D: É, mas não só isso, é como se fosse algo que você não consegue quebrar ou derrubar. Seja o que for naquele momento, não pode ser criticado de nenhuma forma. E isso é o que o faz tão puro. Há uma pureza nisto. Eu acho que estou batendo na tecla de algo que está na minha cabeça mas não está muito bem articulado, mas há a criação de algo tão puro que, podem haver pessoas que não vão gostar, mas não se pode discutir que é uma criação, uma obra de arte.

B: Eu imagino se é assim que as pessoas se sentem quando têm um bebê, ou algo assim.

D: É! Isso mesmo! Eu também imagino que… eu creio que sim…

B: Se você [ouvinte] tem um bebê, escreva para nós e nos conte como é!

D: Isso! Conte para nós! Como tem sido! Como isso acontece! Nos envie isso… (risos)

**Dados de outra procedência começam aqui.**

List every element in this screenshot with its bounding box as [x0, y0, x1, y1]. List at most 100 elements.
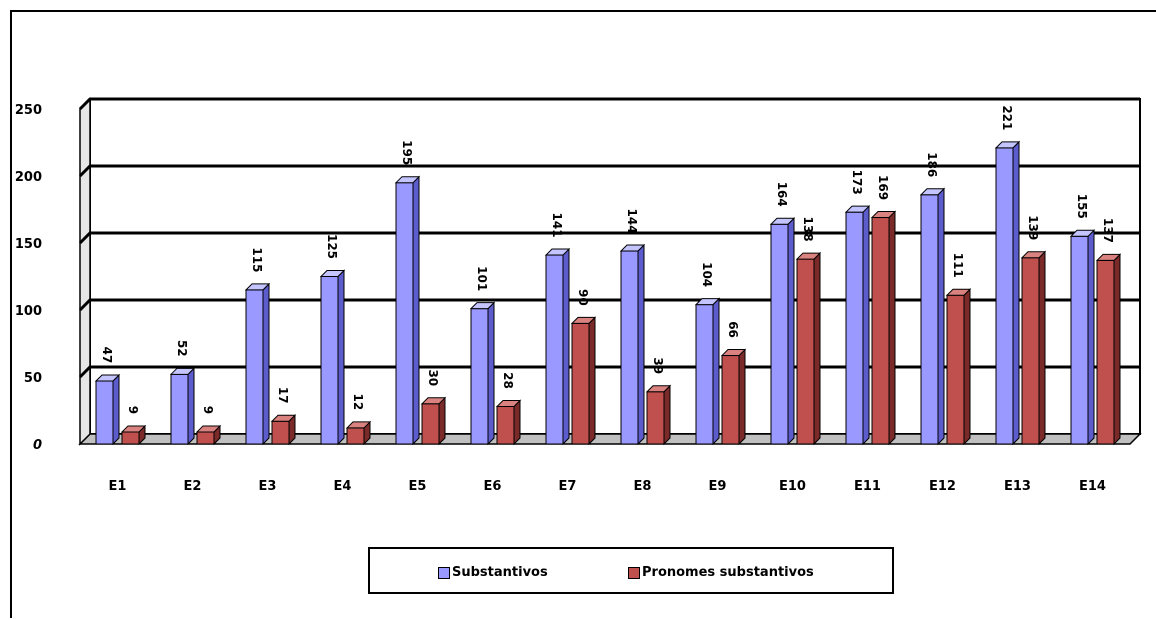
bar-side	[712, 297, 720, 446]
bar-front	[1096, 259, 1115, 445]
bar-pronomes-E10	[795, 251, 822, 446]
bar-side	[588, 316, 596, 446]
x-tick-label: E11	[854, 479, 881, 494]
bar-front	[271, 420, 290, 445]
data-label-substantivos: 141	[550, 213, 564, 238]
bar-front	[496, 405, 515, 445]
bar-side	[787, 217, 795, 446]
bar-front	[770, 223, 789, 445]
bar-top	[1069, 229, 1096, 237]
bar-side	[1087, 229, 1095, 446]
bar-front	[946, 294, 965, 445]
data-label-pronomes: 139	[1026, 215, 1040, 240]
bar-top	[919, 188, 946, 196]
x-tick-label: E14	[1079, 479, 1106, 494]
y-tick-label: 200	[15, 170, 42, 185]
bar-top	[345, 421, 372, 429]
bar-front	[1021, 257, 1040, 445]
frame-left-border	[10, 10, 12, 618]
bar-pronomes-E14	[1095, 253, 1122, 446]
data-label-pronomes: 17	[276, 387, 290, 404]
bar-front	[121, 431, 140, 445]
bar-substantivos-E1	[94, 373, 121, 446]
bar-top	[1095, 253, 1122, 261]
data-label-pronomes: 9	[126, 406, 140, 414]
bar-substantivos-E3	[244, 282, 271, 446]
bar-front	[1070, 235, 1089, 445]
bar-front	[421, 403, 440, 445]
x-tick-label: E1	[109, 479, 127, 494]
bar-top	[394, 176, 421, 184]
data-label-pronomes: 39	[651, 357, 665, 374]
bar-front	[170, 373, 189, 445]
bar-substantivos-E2	[169, 367, 196, 446]
gridline	[78, 164, 1140, 178]
data-label-substantivos: 195	[400, 140, 414, 165]
legend-label-pronomes: Pronomes substantivos	[642, 565, 814, 580]
x-tick-label: E13	[1004, 479, 1031, 494]
bar-top	[870, 211, 897, 219]
bar-front	[620, 250, 639, 445]
bar-side	[1038, 250, 1046, 446]
bar-front	[695, 304, 714, 445]
x-tick-label: E9	[709, 479, 727, 494]
bar-side	[862, 204, 870, 446]
bar-front	[196, 431, 215, 445]
frame-top-border	[10, 10, 1156, 12]
bar-front	[721, 355, 740, 445]
bar-front	[545, 254, 564, 445]
bar-front	[571, 322, 590, 445]
bar-side	[937, 187, 945, 446]
bar-top	[720, 349, 747, 357]
bar-top	[694, 298, 721, 306]
legend-item-substantivos: Substantivos	[438, 565, 548, 580]
data-label-pronomes: 28	[501, 372, 515, 389]
bar-front	[646, 391, 665, 445]
bar-substantivos-E13	[994, 140, 1021, 446]
bar-substantivos-E4	[319, 269, 346, 446]
bar-top	[195, 425, 222, 433]
bar-substantivos-E9	[694, 297, 721, 446]
bar-side	[262, 282, 270, 446]
x-tick-label: E10	[779, 479, 806, 494]
data-label-substantivos: 164	[775, 182, 789, 207]
bar-side	[112, 373, 120, 446]
bar-front	[245, 289, 264, 445]
bar-top	[120, 425, 147, 433]
bar-side	[562, 247, 570, 446]
plot-side-wall	[79, 97, 91, 446]
bar-top	[945, 288, 972, 296]
data-label-pronomes: 9	[201, 406, 215, 414]
data-label-substantivos: 144	[625, 209, 639, 234]
x-tick-label: E8	[634, 479, 652, 494]
bar-pronomes-E3	[270, 414, 297, 446]
data-label-substantivos: 221	[1000, 105, 1014, 130]
bar-top	[1020, 251, 1047, 259]
y-tick-label: 50	[24, 371, 42, 386]
bar-pronomes-E4	[345, 420, 372, 446]
data-label-pronomes: 138	[801, 217, 815, 242]
y-tick-label: 250	[15, 103, 42, 118]
bar-pronomes-E13	[1020, 250, 1047, 446]
bar-pronomes-E12	[945, 288, 972, 446]
y-tick-label: 0	[33, 438, 42, 453]
data-label-substantivos: 47	[100, 347, 114, 364]
bar-top	[795, 252, 822, 260]
bar-top	[619, 244, 646, 252]
bar-substantivos-E5	[394, 175, 421, 446]
data-label-pronomes: 30	[426, 369, 440, 386]
bar-top	[169, 367, 196, 375]
legend-swatch-substantivos	[438, 566, 450, 579]
x-tick-label: E2	[184, 479, 202, 494]
bar-front	[95, 380, 114, 445]
bar-front	[796, 258, 815, 445]
bar-pronomes-E6	[495, 399, 522, 446]
bar-side	[738, 348, 746, 446]
bar-front	[845, 211, 864, 445]
bar-top	[994, 141, 1021, 149]
bar-top	[244, 283, 271, 291]
data-label-pronomes: 66	[726, 321, 740, 338]
bar-top	[270, 414, 297, 422]
bar-pronomes-E11	[870, 210, 897, 446]
data-label-substantivos: 52	[175, 340, 189, 357]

B: É, agora estamos falando de algo além do que sabemos ser verdade. (risos)

D: Exatamente! (risos)

B: Mas sendo dito tudo isso, essa experiência, essa coisa mágica. Existem outras formas de se fazer isso Pois nem tudo é arte. Mas certamente relacionamentos ou o jeito que você vive sua vida, ou superar um vício ou algo do tipo. Poderia ser uma forma disso?

D: Eu imagino que sim. Eu nunca parei para pensar nisso, como você já pode ter percebido, como sou bem articulado sobre o assunto (risos). Mas eu imagino se existe… bom tenho certeza que existe, algo onde parece que o tempo essa em sincronia com algo perfeito. Você sente como se fosse o momento certo. Eu certamente me senti assim sobre trabalhos que já tive, e quando saí da sala de audição, tive a sensação de que “Ah, esse eu vou conseguir!” E porque… é uma questão do tempo certo. Aconteceu comigo algumas vezes. Onde o tempo é perfeito. A situação é perfeita.

B: Então o que isso representa? Deixa eu te fazer essa pergunta. Como você vê o que é desconhecido neste mundo, num sentido espiritual? Como você forma esse entendimento? Você vem de alguma tradição ou…?

D: Não, eu venho de uma… minha mãe também é médica e meu pai é um ateu resiliente, e eu também sou ateu de certa forma. Mas estive lutando com a ideia de que existe um fluxo de energia, que eu não posso descrever cientificamente. Eu acredito firmemente na ciência, eu acredito que esta é a ferramenta pela qual entendemos o mundo. Mas há algo com o qual eu não consigo trabalhar muito em cima. É como “O que é isso? O que é esse fluir? O que é essa energia? E como isso aparece no nosso
entendimento sobre o mundo?”

B: E em que ponto você está agora? Como você se definiria?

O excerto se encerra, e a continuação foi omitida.